O conjunto de imagens do fotógrafo norte-americano, selecionadas para exposição monográfica no MAM, apresenta seu olhar único sobre os diversos temas explorados em sua obra.

por Karina Sérgio Gomes

Quando um fotógrafo faz uma foto, está capturando uma imagem do que vê pela câmera ou de si mesmo? Para o fotógrafo norte-americano George Love, suas fotos eram uma expressão pessoal. “A fotografia é a minha forma de me relacionar com o mundo”, dizia. As muitas formas como ele se relacionou com o mundo estão na exposição George Love: além do tempo, em cartaz no Museu de Arte Moderna de São Paulo até 1º de setembro. Com curadoria do pesquisador e fotógrafo José de Boni, a mostra traz mais de 500 trabalhos divididos em 20 núcleos.

Love era um homem negro e nasceu em 24 de maio de 1937, em Charlotte, Carolina do Norte, Estados Unidos, em um momento de agressiva segregação racial, especialmente no sul do país. Filho único do casal Rose Leary Love, professora, poeta e escritora, e George Bishop Love, que trabalhava no serviço diplomático. O interesse pela fotografia surgiu durante uma das viagens da família para a Indonésia, onde permaneceram de 1957 a 1959.

Em 1962, uma parede amarela com um portão vermelho chamou a atenção de Love. Para captar a imagem, ele saturou as cores e focou nas linhas das paredes e do portão, fazendo uma composição quase geométrica abstrata. A foto foi considerada pelo autor a sua porta de entrada na fotografia, o momento em que entendeu a fotografia como uma expressão estética particular e não apenas um registro do mundo.

No ano seguinte, ele entrou para a recém-criada Association of Heliographers (Associação de Heliográfos), onde conviveu com fotógrafos como Scott Hyde, Syl Labrot e Claudia Andujar. O grupo defendia que a fotografia fosse além do registro documental. “Uma heliografia não é apenas o produto do sol externo, visível, mas também do sol interno do fotógrafo, manifestado através da interação entre a máquina e a visão humana”, defendiam os heliógrafos.

A premissa foi seguida à risca por Love nas mais diversas áreas em que atuou. A convite da fotógrafa Claudia Andujar, Love viajou com ela, em 1966, para a Amazônia. Enquanto Andujar focou na documentação das comunidades indígenas, o fotógrafo concentrou-se na exuberância da natureza.

O rio que corta a floresta, nas imagens de Love, é dourado. Suas fotografias sobre a região dão ares fantásticos às eloquentes fauna e flora da região. Com atenção à luz e aos reflexos dos raios solares nas águas, Love cria cenas gráficas abstratas, como a dos pontos de luz branca nas águas escuras ou da textura do encontro das águas dos rios que formam camadas grossas.

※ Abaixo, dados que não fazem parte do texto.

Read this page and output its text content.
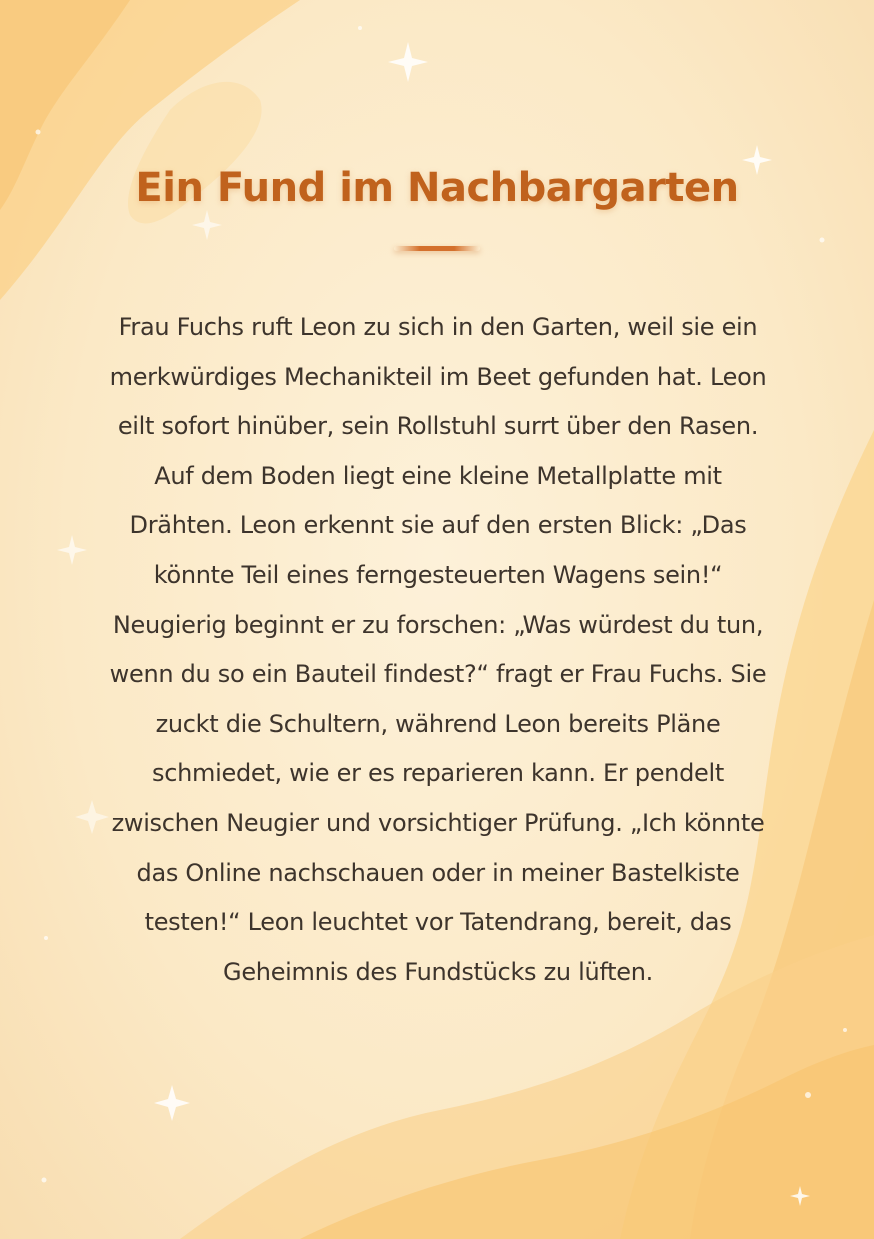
Ein Fund im Nachbargarten

Frau Fuchs ruft Leon zu sich in den Garten, weil sie ein merkwürdiges Mechanikteil im Beet gefunden hat. Leon eilt sofort hinüber, sein Rollstuhl surrt über den Rasen. Auf dem Boden liegt eine kleine Metallplatte mit Drähten. Leon erkennt sie auf den ersten Blick: „Das könnte Teil eines ferngesteuerten Wagens sein!“ Neugierig beginnt er zu forschen: „Was würdest du tun, wenn du so ein Bauteil findest?“ fragt er Frau Fuchs. Sie zuckt die Schultern, während Leon bereits Pläne schmiedet, wie er es reparieren kann. Er pendelt zwischen Neugier und vorsichtiger Prüfung. „Ich könnte das Online nachschauen oder in meiner Bastelkiste testen!“ Leon leuchtet vor Tatendrang, bereit, das Geheimnis des Fundstücks zu lüften.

Love voltou para a Amazônia outras vezes e uma última vez em 1978. Uma seleção dos registros que fez apresentou no livro Amazônia, que foi censurado pelo governo brasileiro durante a ditadura militar. Em entrevista a Zé de Boni, o fotógrafo afirmou que: “O livro surgiu de convicções sobre a natureza da fotografia e sobre a experiência na região, numa tentativa de conciliar ideias desses dois universos. A Amazônia era o tema, mas o objetivo era mostrar que uma foto não é uma representação fiel do assunto. O livro foi construído para traduzir essa tese, de que aquilo que a fotografia mostra é uma impressão da realidade, apenas minha impressão”.

O trabalho de Love, independente da área em que atuava, é isso: uma impressão sua. Ele não usava a fotografia como um processo descritivo da realidade, mas sim entendia a fotografia como uma expressão artística. A de Boni, ele contou que, com o seu grupo de amigos heliógrafos em Nova York, dedicaram-se à fotografia como um artista plástico. E, no Brasil, contratado pelo empresário Roberto Civita para fazer fotos para publicações da Editora Abril, como Realidade, Manequim e Quatro Rodas, Love não renunciou a seu lado artista em nome da objetividade jornalística.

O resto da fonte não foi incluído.